A recent study by Project Healthy Schools, a community-University of Michigan System collaboration, measured risk factors for cardiovascular disease, such as lipid profile, physical activity, and cholesterol, in middle school students before and after curriculum about healthy behaviors. The study found that after the curriculum students displayed positive healthy behaviors that made an impact on improving lipid profiles, cholesterol, LDL and triglycerides, proving that children can learn, understand and implement healthy behaviors for cardiovascular risk reduction.
The implementation of risk reduction strategies at an early age is crucial to the prevention of cardiovascular disease, heart attack and stroke as an adult. The Preventive Cardiovascular Nurses Association (PCNA) focuses on the prevention of cardiovascular disease across the lifespan – childhood behaviors have a significant impact on lifetime risk for heart disease.
“In today’s fast paced world where children are developing risk factors for cardiovascular disease and diabetes, this is an important study showing positive outcomes after health education. When wellness, healthy behavior and prevention education is brought into schools there can be a tremendous impact on heart disease prevention later in life,” says Cindy Lamendola, MSN, ANP-BC, FAHA, FPCNA, Nurse Practitioner/Clinical Research Nurse Coordinator at Stanford University School of Medicine, Department of Cardiology in Stanford, California and member of the PCNA Board of Directors. “This study also indicates that health care providers need to partner with the community to make a difference on heart disease in their areas”

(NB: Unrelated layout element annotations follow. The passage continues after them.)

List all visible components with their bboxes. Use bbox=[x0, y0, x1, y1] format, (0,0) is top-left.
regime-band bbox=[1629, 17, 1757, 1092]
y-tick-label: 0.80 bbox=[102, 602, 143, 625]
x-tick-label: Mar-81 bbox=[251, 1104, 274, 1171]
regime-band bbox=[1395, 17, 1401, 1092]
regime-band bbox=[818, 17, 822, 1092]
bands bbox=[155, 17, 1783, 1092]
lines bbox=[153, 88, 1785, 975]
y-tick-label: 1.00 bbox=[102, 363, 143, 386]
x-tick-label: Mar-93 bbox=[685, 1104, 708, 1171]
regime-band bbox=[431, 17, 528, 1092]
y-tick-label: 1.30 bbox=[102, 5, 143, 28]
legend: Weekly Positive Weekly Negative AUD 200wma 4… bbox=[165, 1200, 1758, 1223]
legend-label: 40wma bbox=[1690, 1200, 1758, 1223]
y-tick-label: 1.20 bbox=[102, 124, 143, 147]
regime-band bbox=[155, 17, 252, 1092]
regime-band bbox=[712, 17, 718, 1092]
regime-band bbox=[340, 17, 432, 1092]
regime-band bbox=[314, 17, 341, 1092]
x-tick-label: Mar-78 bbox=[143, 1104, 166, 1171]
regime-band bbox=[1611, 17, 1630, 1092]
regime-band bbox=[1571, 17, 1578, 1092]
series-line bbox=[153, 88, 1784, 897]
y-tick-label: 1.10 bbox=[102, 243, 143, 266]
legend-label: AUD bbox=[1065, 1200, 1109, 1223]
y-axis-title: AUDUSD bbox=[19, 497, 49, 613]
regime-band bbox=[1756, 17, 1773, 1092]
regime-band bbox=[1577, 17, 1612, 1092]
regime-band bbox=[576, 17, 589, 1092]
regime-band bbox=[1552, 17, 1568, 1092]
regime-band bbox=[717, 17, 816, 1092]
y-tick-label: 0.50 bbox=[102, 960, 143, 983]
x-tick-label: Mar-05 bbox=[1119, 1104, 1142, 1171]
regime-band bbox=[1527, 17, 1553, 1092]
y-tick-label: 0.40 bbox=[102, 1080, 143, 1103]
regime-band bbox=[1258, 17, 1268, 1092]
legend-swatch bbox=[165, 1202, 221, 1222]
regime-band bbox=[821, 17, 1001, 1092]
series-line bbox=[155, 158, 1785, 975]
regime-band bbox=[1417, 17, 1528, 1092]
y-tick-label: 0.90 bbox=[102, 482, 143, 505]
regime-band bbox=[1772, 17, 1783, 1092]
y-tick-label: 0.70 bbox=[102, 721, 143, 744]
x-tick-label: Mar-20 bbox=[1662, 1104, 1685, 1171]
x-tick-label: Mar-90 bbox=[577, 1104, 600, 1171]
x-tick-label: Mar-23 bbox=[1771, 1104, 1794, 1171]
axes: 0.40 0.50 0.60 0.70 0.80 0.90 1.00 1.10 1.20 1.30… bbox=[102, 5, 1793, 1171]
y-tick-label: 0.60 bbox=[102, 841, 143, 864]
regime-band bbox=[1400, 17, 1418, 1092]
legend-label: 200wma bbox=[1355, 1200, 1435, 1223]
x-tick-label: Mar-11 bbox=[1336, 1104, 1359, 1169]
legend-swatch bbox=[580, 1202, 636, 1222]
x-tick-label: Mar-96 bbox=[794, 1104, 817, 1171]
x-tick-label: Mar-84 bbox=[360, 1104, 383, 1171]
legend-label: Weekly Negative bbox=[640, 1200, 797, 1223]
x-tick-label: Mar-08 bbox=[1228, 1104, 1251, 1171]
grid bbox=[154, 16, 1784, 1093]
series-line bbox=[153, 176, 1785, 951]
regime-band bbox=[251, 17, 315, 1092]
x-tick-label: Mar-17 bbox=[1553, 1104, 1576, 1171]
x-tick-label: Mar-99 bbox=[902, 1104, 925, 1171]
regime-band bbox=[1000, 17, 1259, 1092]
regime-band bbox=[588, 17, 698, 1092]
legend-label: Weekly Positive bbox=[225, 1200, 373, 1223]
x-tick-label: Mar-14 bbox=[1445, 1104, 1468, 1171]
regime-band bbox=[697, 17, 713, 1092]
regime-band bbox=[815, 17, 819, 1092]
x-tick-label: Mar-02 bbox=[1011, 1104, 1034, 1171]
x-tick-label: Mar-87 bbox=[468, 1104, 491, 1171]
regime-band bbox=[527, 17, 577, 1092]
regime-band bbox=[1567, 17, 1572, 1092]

MEDICAL EXPERT – CINDY LAMENDOLA, MSN, ANP-CP-BC, FAHA, FPCNA: Cindy Lamendola, MSN, ANP-BC, FAHA, FPCNA is a Nurse Practitioner/Clinical Research Nurse Coordinator at Stanford University School of Medicine, Department of Cardiology in Stanford, California. She received her MSN, from the University of California in San Francisco in 1997. In her current position Lamendola’s time is divided between clinical research and clinical practice. Her clinical research focus is on insulin resistance, type 2 diabetes and the relationship to cardiovascular disease. Her clinical practice is focused on caring for complex patients with type 2 diabetes. Lamendola has been involved in cardiovascular nursing and primary and secondary prevention most of her career. Previously she was an associate director/director of a large community cardiac and pulmonary rehabilitation program with a focus on risk factor education, lipid management and research. She also developed and managed a lipid clinic in a cardiovascular medical practice. Lamendola is a founding member, past president and current board member of the Preventive Cardiovascular Nurses Association. She is also a member and fellow of the American Heart Association Council on Cardiovascular Nursing Council and participated in the American Heart Association Prevention Conference VI: Diabetes and Cardiovascular Disease Writing Group IV: Lifestyle and Medical Management of Risk Factors. She is also a member of the American Diabetes Association.
About PCNA: The Preventive Cardiovascular Nurses Association (PCNA) is the leading nursing organization dedicated to preventing cardiovascular disease (CVD) through assessing risk, facilitating lifestyle changes, and guiding individuals to achieve treatment goals. The mission of PCNA is to promote nurses as leaders in the prevention and management of cardiovascular disease. PCNA does this by educating and supporting nurses through the development of professional and patient education, leadership, and advocacy.